Complete Implementation Details:
Lambda Backup Metadata Capture: EventBridge rule pattern matches AWS Backup job state changes. Lambda function (Python 3.9) receives event, extracts backup metadata, calls ResourceGroupsTaggingAPI to get resource tags (environment, application, data_classification), enriches event data, and writes to S3. Critical code handles AWS Backup event structure variations across service types.
S3 Parquet Partitioning: Data lands in S3 path: s3://backup-analytics/data/year=YYYY/month=MM/day=DD/resource_type=TYPE/. Lambda uses PyArrow to write Parquet with Snappy compression. Glue crawler runs weekly (CloudWatch Events schedule) to update table schema and discover partitions. Table registered in Glue Data Catalog enables Athena queries. Partition projection could eliminate crawler but we prefer explicit partition discovery for data validation.
Athena Compliance Queries: Created saved queries for common compliance needs: (1) Backup success rate by resource type over 30/90 days, (2) Resources missing backups in last 24 hours, (3) Retention policy violations (backups older than configured retention), (4) Cost analysis by application tag, (5) Recovery point objective (RPO) compliance (time between backups vs. target). Queries use window functions and CTEs for complex analytics. Workgroup configured with result encryption and 30-day result retention.

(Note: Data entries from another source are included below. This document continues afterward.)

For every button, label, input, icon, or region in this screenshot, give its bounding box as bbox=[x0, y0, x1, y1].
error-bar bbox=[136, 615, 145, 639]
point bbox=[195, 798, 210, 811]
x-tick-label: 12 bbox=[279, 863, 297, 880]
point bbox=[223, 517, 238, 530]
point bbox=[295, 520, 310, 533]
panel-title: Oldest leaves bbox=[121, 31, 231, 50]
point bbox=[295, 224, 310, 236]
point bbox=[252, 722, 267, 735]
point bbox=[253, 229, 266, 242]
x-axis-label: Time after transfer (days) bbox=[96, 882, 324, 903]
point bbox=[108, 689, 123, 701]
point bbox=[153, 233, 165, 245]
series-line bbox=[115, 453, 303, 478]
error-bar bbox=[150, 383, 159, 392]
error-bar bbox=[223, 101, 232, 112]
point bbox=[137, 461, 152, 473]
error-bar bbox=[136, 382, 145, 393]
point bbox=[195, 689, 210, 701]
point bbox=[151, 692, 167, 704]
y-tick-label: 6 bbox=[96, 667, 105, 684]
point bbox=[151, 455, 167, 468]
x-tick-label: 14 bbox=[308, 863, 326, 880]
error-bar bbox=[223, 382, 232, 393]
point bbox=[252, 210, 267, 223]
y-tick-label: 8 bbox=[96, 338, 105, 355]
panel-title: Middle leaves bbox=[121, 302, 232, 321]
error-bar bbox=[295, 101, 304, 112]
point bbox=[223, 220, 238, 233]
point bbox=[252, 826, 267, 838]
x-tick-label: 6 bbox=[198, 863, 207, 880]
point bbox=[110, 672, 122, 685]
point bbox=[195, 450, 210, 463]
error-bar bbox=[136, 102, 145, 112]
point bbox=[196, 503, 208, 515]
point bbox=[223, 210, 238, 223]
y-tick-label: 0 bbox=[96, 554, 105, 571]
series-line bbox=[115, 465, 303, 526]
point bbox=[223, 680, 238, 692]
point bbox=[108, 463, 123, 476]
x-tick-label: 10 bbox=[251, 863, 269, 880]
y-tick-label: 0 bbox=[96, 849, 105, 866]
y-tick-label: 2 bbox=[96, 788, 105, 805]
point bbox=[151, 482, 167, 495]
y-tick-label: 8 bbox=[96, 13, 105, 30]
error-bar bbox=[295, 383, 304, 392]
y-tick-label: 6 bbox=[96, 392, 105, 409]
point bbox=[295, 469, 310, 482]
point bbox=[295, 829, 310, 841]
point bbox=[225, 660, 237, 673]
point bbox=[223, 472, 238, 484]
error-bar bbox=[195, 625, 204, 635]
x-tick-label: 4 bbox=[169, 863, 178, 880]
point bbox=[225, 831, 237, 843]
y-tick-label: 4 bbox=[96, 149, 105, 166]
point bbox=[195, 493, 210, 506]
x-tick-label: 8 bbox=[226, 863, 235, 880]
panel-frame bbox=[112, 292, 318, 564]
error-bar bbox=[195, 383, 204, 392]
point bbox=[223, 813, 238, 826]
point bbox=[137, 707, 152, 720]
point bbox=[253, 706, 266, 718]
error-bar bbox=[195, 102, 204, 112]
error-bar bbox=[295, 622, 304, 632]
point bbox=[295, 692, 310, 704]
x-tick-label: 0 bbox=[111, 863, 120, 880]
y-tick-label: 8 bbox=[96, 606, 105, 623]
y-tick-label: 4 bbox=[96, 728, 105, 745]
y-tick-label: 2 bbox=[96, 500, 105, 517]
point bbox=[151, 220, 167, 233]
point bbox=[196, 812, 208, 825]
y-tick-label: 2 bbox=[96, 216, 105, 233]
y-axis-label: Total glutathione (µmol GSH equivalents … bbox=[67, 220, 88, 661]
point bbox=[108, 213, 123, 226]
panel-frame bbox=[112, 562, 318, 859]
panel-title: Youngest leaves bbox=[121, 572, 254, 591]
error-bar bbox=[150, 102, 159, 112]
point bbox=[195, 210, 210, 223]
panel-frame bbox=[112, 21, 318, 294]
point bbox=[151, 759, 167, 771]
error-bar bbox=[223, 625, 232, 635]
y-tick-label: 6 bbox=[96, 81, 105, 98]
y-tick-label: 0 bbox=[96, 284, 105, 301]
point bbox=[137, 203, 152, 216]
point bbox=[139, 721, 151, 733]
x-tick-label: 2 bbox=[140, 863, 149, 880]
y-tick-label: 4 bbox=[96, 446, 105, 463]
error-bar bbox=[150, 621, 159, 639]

QuickSight Dashboards: Direct connection to Athena table via SPICE dataset (refreshes hourly). Three dashboards: (1) Executive view - backup coverage percentage, success rates, cost trends, (2) Operations view - failed backups requiring attention, backup job durations, storage growth, (3) Compliance view - retention compliance, RPO/RTO metrics, audit-ready reports. Parameterized filters for date range, environment, application. Embedded in internal portal using QuickSight embedding SDK.
EventBridge Alerting: Two-tier approach: (1) Real-time alerts for critical failures (database backups, production resources) using EventBridge rule → SNS → PagerDuty, (2) Daily summary alerts using scheduled Lambda that queries Athena for failure trends and sends formatted report via SNS → email. Implemented alert suppression using DynamoDB table tracking recent alerts per resource (prevents duplicate notifications within 4 hours). Alert logic queries last 3 backup attempts from Athena before deciding to alert.
Results: Audit preparation time dropped from 3-4 days to 30 minutes. Compliance reports auto-generate weekly. Identified 12 resources with backup gaps in first month. Monthly operational cost: $45 (Lambda $8, Athena $10, S3 $15, QuickSight $12). System processes 200+ backup events daily across 180 resources. Recovery from backup data corruption now possible using Athena to identify last known good backup. Highly recommend this architecture for any organization with compliance reporting requirements.